Yes, these different funds and investors compete for the best deals and the best founders/companies to work with. But most don’t do in a way that makes it easy to label them as rivals.
The term “rival” has a finality to it, as if it’s a forgone conclusion that those two parties will always be on opposite sides of the table. Yet inasmuch as everyone in this business wants to “win” at deals, the metaphor I see is more of a music one than a sports one. In the latter, there’s one winner, one champion. The former, however, creates a paradigm where multiple winners can exist, and where there is a fluidity regarding partnerships and mutual benefits.
Funnily enough, the WSJ added this little blurb to the original article not long after, though really without restructuring its initial argument to account for Kupor’s points:
So what’s the takeaway in all of this?
- First and foremost, understand the numbers, terms, and dynamics you’re working with and writing about. That seems to be a point of disconnect between the original article and the response pieces.
- Second, things are rarely ever as simple as they appear to be.

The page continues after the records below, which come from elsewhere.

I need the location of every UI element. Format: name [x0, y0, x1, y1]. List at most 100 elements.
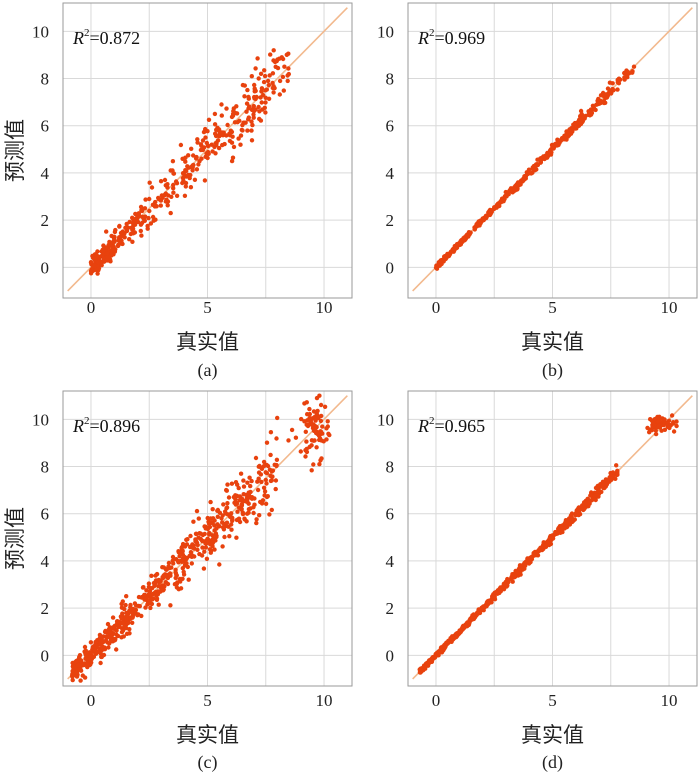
scatter-point [517, 567, 522, 572]
scatter-point [193, 531, 199, 536]
scatter-point [198, 531, 203, 536]
scatter-point [622, 77, 627, 82]
scatter-point [183, 168, 188, 173]
scatter-point [234, 104, 239, 109]
y-tick-label: 8 [41, 458, 50, 477]
scatter-point [224, 488, 229, 493]
scatter-point [89, 267, 94, 273]
panel-caption: (b) [542, 360, 563, 381]
scatter-point [251, 103, 256, 109]
scatter-point [122, 606, 127, 612]
x-tick-label: 10 [316, 298, 333, 317]
r2-value: =0.872 [90, 28, 141, 48]
scatter-point [645, 425, 650, 431]
scatter-point [246, 115, 251, 120]
scatter-point [195, 542, 200, 548]
scatter-point [194, 508, 200, 514]
scatter-point [581, 507, 586, 513]
scatter-point [320, 431, 325, 436]
r-squared-annotation: R2=0.969 [417, 27, 485, 48]
x-tick-label: 10 [661, 298, 678, 317]
scatter-point [82, 675, 88, 680]
scatter-point [522, 560, 527, 566]
scatter-point [483, 213, 489, 218]
scatter-point [123, 625, 129, 631]
scatter-point [148, 605, 153, 611]
scatter-point [252, 89, 257, 94]
plot-frame [407, 390, 698, 687]
scatter-point [107, 641, 112, 646]
y-tick-label: 2 [386, 211, 395, 230]
scatter-point [200, 138, 206, 143]
scatter-point [178, 550, 183, 555]
scatter-point [264, 440, 270, 445]
scatter-point [497, 203, 502, 209]
scatter-point [150, 597, 155, 602]
scatter-point [239, 507, 244, 512]
scatter-point [238, 133, 244, 138]
scatter-point [147, 180, 152, 185]
scatter-point [219, 102, 224, 107]
scatter-point [184, 542, 190, 547]
scatter-point [309, 420, 314, 426]
scatter-point [231, 144, 237, 150]
scatter-point [179, 545, 184, 551]
scatter-point [159, 193, 164, 198]
scatter-point [88, 271, 94, 276]
y-tick-label: 2 [41, 599, 50, 618]
scatter-point [502, 196, 507, 202]
plot-frame [62, 2, 353, 299]
scatter-point [202, 549, 207, 554]
scatter-point [127, 237, 132, 242]
scatter-point [311, 424, 316, 430]
scatter-point [109, 251, 115, 256]
scatter-point [109, 629, 114, 635]
scatter-point [141, 217, 147, 222]
scatter-point [254, 94, 259, 100]
scatter-point [192, 177, 198, 182]
scatter-point [130, 620, 135, 625]
scatter-point [220, 513, 225, 518]
plot-frame [407, 2, 698, 299]
scatter-point [123, 602, 128, 608]
scatter-point [197, 159, 202, 164]
scatter-point [262, 489, 268, 494]
x-tick-label: 5 [203, 691, 212, 710]
scatter-point [170, 159, 176, 164]
scatter-point [117, 223, 122, 229]
scatter-point [186, 577, 191, 582]
scatter-point [253, 455, 259, 461]
scatter-point [263, 501, 269, 506]
scatter-point [241, 484, 247, 489]
scatter-point [224, 106, 229, 111]
scatter-point [281, 88, 286, 93]
scatter-point [81, 662, 87, 668]
scatter-point [77, 658, 82, 663]
scatter-point [319, 456, 324, 461]
scatter-point [147, 196, 152, 202]
scatter-point [174, 581, 179, 587]
scatter-point [273, 478, 279, 483]
scatter-point [168, 210, 173, 216]
scatter-point [180, 175, 186, 181]
scatter-point [576, 512, 581, 518]
y-tick-label: 0 [41, 646, 50, 665]
scatter-point [275, 65, 281, 71]
r-squared-annotation: R2=0.896 [72, 415, 140, 436]
scatter-point [521, 176, 526, 181]
scatter-point [186, 153, 191, 158]
scatter-point [250, 122, 255, 128]
scatter-point [237, 498, 242, 503]
scatter-point [203, 135, 208, 140]
scatter-point [246, 507, 252, 512]
scatter-point [125, 611, 131, 617]
scatter-point [164, 572, 169, 578]
scatter-point [133, 211, 138, 217]
scatter-point [255, 479, 260, 484]
scatter-point [436, 650, 441, 655]
scatter-point [140, 585, 146, 590]
panel-caption: (d) [542, 752, 563, 773]
scatter-point [110, 638, 115, 643]
scatter-point [165, 203, 170, 208]
scatter-point [239, 503, 245, 508]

- Third, there is a way to write hard-hitting journalism without [publically] making enemies; if you don’t know how to do this, you should alter your writing strategy.
While I wouldn’t call the response to the initial article “biblical” by any sense, it nonetheless provides a good window into the dynamics of venture capital thought and strategy. If nothing else, founders have now been given a good variety of response posts to read and understand, particularly with regard to VC fund calculation and long-term plays.
I know what I’ll be doing this weekend.